Per the FDEP Potable Reuse Rulemaking Workshop, slide 18,

• “All power-operated equipment associated with controlling and monitoring discharges to the collections system must have a continuous power source.

• An early warning system with real-time monitoring shall be in place for event detection.

• A continuous improvement plan for performance and reliability shall be in place.”

9. B) joint operations plan.

Per the FAC 5/26/21 Coded Draft Rule 62-555.316(4), Public Water Systems

Using Direct or Indirect Potable Reuse, “Prior to placing a potable reuse system into service, each wastewater facility (WWF) and each public water system (PWS) participating in the potable reuse system shall submit a joint operations plan to the department for review and approval.”
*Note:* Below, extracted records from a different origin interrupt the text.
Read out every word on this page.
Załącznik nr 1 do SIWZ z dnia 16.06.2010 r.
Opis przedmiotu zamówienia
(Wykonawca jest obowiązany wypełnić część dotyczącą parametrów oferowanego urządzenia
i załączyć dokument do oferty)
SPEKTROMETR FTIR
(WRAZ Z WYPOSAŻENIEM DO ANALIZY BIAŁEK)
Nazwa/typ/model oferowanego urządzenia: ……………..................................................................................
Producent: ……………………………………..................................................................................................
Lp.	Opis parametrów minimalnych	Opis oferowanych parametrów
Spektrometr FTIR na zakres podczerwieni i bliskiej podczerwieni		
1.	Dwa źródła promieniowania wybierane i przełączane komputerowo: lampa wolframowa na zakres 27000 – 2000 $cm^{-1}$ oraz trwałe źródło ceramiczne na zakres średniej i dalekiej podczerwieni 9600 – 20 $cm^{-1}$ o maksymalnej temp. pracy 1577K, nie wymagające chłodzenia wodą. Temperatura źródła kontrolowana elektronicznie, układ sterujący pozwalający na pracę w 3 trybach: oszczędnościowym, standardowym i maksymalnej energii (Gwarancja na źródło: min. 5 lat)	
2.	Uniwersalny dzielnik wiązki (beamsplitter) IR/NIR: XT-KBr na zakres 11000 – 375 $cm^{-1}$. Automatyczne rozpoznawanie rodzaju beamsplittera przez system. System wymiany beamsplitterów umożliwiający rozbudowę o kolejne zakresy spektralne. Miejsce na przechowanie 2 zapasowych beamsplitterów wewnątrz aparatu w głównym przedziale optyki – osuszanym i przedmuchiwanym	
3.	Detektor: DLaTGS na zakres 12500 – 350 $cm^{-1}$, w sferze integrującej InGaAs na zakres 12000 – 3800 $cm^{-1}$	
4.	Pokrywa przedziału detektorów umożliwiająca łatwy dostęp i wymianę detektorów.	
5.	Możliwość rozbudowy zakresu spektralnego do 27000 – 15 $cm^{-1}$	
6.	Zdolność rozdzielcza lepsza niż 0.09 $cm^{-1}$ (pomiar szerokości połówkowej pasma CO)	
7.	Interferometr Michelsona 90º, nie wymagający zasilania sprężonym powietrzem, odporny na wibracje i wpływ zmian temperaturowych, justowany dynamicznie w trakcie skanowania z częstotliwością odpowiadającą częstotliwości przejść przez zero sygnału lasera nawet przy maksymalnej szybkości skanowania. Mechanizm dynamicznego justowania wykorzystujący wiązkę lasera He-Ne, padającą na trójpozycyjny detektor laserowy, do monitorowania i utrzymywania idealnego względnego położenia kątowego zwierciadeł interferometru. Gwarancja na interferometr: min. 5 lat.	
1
10. D) Viruses, Cryptosporidium, Giardia lamblia, heterotrophic plate count (HPC) bacteria, Legionella, and turbidity

Per the FAC 5/26/21 Coded Draft Rule 62-610.564(6)(c), Pilot Testing Program, “The pilot testing program shall include the following: . . . An evaluation of Cryptosporidium, Giardia lamblia, heterotrophic plate count (HPC) bacteria, Legionella, and turbidity as referred to by subsection 62-550.817, F.A.C., in order to demonstrate that the wastewater treatment facilities are capable of producing a reclaimed water that is pathogen-free (concentrations of pathogens are less than detection).”